Researchers are currently investigating the feasibility, acceptability and efficacy of digital health interventions (DHIs) for people who experience severe mental health problems (SMI) such as psychosis and bipolar disorder. Although the acceptability of DHIs for SMI appears to be relatively high and some people report successfully using the Internet and smartphones to manage their mental health, mental healthcare staff attitudes towards such approaches have yet to be considered.
This study aimed to explore mental healthcare staff experiences of clients with SMI engaging with the Internet and smartphones to self-manage their mental health and their views towards these behaviours. The study also sought to examine the opinions expressed by mental healthcare staff towards DHIs for SMI in order to identify potential facilitators and barriers to implementation.
Four focus groups were conducted with 20 staff working in mental healthcare services in the North West of the United Kingdom (UK) using a semi-structured topic guide.

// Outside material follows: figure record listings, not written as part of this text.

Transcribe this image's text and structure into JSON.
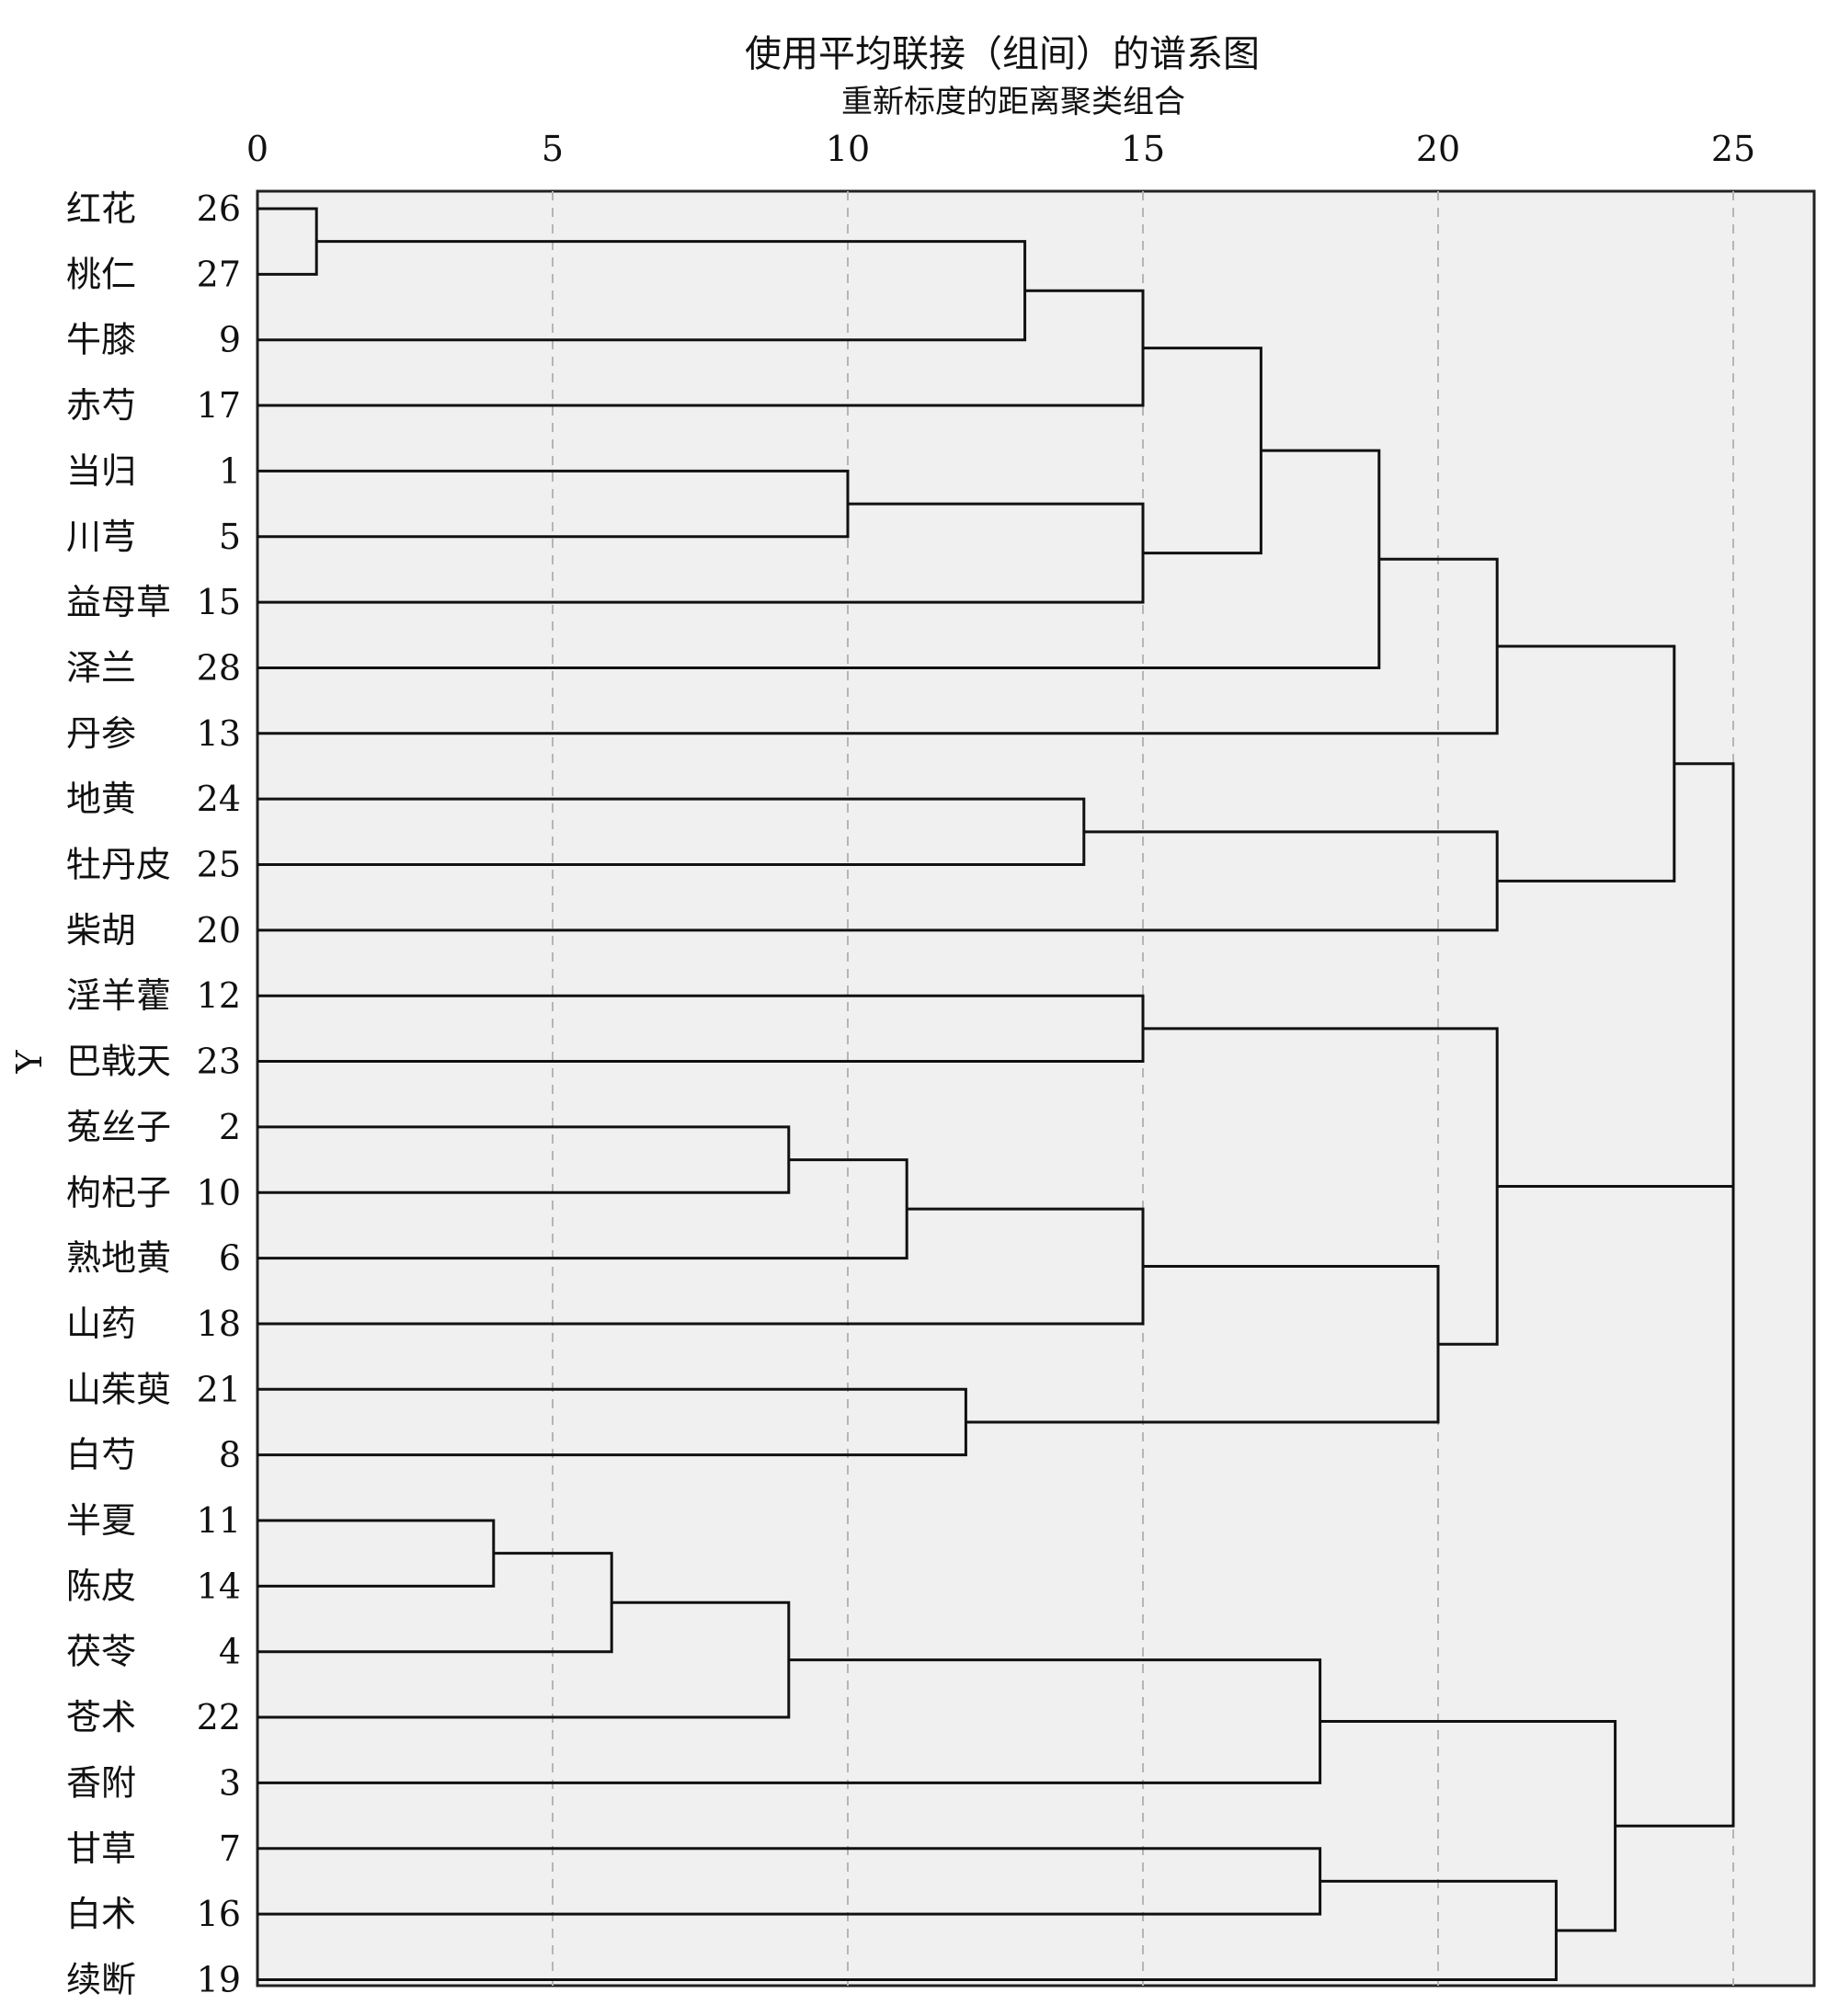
{
  "chart_data": {
    "type": "dendrogram",
    "title": "使用平均联接（组间）的谱系图",
    "subtitle": "重新标度的距离聚类组合",
    "ylabel": "Y",
    "x_ticks": [
      0,
      5,
      10,
      15,
      20,
      25
    ],
    "xlim": [
      0,
      26.3
    ],
    "leaves": [
      {
        "name": "红花",
        "id": "26"
      },
      {
        "name": "桃仁",
        "id": "27"
      },
      {
        "name": "牛膝",
        "id": "9"
      },
      {
        "name": "赤芍",
        "id": "17"
      },
      {
        "name": "当归",
        "id": "1"
      },
      {
        "name": "川芎",
        "id": "5"
      },
      {
        "name": "益母草",
        "id": "15"
      },
      {
        "name": "泽兰",
        "id": "28"
      },
      {
        "name": "丹参",
        "id": "13"
      },
      {
        "name": "地黄",
        "id": "24"
      },
      {
        "name": "牡丹皮",
        "id": "25"
      },
      {
        "name": "柴胡",
        "id": "20"
      },
      {
        "name": "淫羊藿",
        "id": "12"
      },
      {
        "name": "巴戟天",
        "id": "23"
      },
      {
        "name": "菟丝子",
        "id": "2"
      },
      {
        "name": "枸杞子",
        "id": "10"
      },
      {
        "name": "熟地黄",
        "id": "6"
      },
      {
        "name": "山药",
        "id": "18"
      },
      {
        "name": "山茱萸",
        "id": "21"
      },
      {
        "name": "白芍",
        "id": "8"
      },
      {
        "name": "半夏",
        "id": "11"
      },
      {
        "name": "陈皮",
        "id": "14"
      },
      {
        "name": "茯苓",
        "id": "4"
      },
      {
        "name": "苍术",
        "id": "22"
      },
      {
        "name": "香附",
        "id": "3"
      },
      {
        "name": "甘草",
        "id": "7"
      },
      {
        "name": "白术",
        "id": "16"
      },
      {
        "name": "续断",
        "id": "19"
      }
    ],
    "merges": [
      {
        "children": [
          "L0",
          "L1"
        ],
        "distance": 1
      },
      {
        "children": [
          "N0",
          "L2"
        ],
        "distance": 13
      },
      {
        "children": [
          "N1",
          "L3"
        ],
        "distance": 15
      },
      {
        "children": [
          "L4",
          "L5"
        ],
        "distance": 10
      },
      {
        "children": [
          "N3",
          "L6"
        ],
        "distance": 15
      },
      {
        "children": [
          "N2",
          "N4"
        ],
        "distance": 17
      },
      {
        "children": [
          "N5",
          "L7"
        ],
        "distance": 19
      },
      {
        "children": [
          "N6",
          "L8"
        ],
        "distance": 21
      },
      {
        "children": [
          "L9",
          "L10"
        ],
        "distance": 14
      },
      {
        "children": [
          "N8",
          "L11"
        ],
        "distance": 21
      },
      {
        "children": [
          "N7",
          "N9"
        ],
        "distance": 24
      },
      {
        "children": [
          "L12",
          "L13"
        ],
        "distance": 15
      },
      {
        "children": [
          "L14",
          "L15"
        ],
        "distance": 9
      },
      {
        "children": [
          "N12",
          "L16"
        ],
        "distance": 11
      },
      {
        "children": [
          "N13",
          "L17"
        ],
        "distance": 15
      },
      {
        "children": [
          "L18",
          "L19"
        ],
        "distance": 12
      },
      {
        "children": [
          "N14",
          "N15"
        ],
        "distance": 20
      },
      {
        "children": [
          "N11",
          "N16"
        ],
        "distance": 21
      },
      {
        "children": [
          "L20",
          "L21"
        ],
        "distance": 4
      },
      {
        "children": [
          "N18",
          "L22"
        ],
        "distance": 6
      },
      {
        "children": [
          "N19",
          "L23"
        ],
        "distance": 9
      },
      {
        "children": [
          "N20",
          "L24"
        ],
        "distance": 18
      },
      {
        "children": [
          "L25",
          "L26"
        ],
        "distance": 18
      },
      {
        "children": [
          "N22",
          "L27"
        ],
        "distance": 22
      },
      {
        "children": [
          "N21",
          "N23"
        ],
        "distance": 23
      },
      {
        "children": [
          "N17",
          "N24"
        ],
        "distance": 25
      },
      {
        "children": [
          "N10",
          "N25"
        ],
        "distance": 25
      }
    ]
  }
}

Focus groups involved 10 staff working in secondary care psychological services (7 participants in Focus Group 1 and 5 participants in Focus Group 4), 4 staff working in a rehabilitation unit (Focus Group 2) and 4 staff working in a community mental health team (Focus Group 3). Focus groups were transcribed verbatim and transcripts were analysed thematically to identify key themes that emerged from the data.
Four overarching themes, two with associated subthemes, were identified: 1) staff have conflicting views about the pros and cons of using online resources and DHIs to manage mental health, 2) DHIs could increase access to mental health support options for SMI, but may perpetuate the digital divide; 3) DHIs impact on staff roles and responsibilities; 4) DHIs should be used to enhance, not replace, face-to-face support.
This study is the first, to our knowledge, to qualitatively explore the experiences and attitudes of mental healthcare staff towards individuals with SMI using the Internet, smartphones and DHIs to self-manage their mental health. Understanding the positive and negative experiences and views shared by staff towards both current and potential DHI use has enabled the identification of several considerations for implementation. Additionally, the findings suggest mental healthcare staff need clear guidance and training in relation to their responsibilities in recommending reputable and secure websites, forums and DHIs and in how to manage professional boundaries online. Overall, the study highlights that DHIs could be well received by staff working in mental health services, but importantly such management options must be presented to frontline staff as an avenue to enhance care and extend choice, rather than as a method to reduce costs.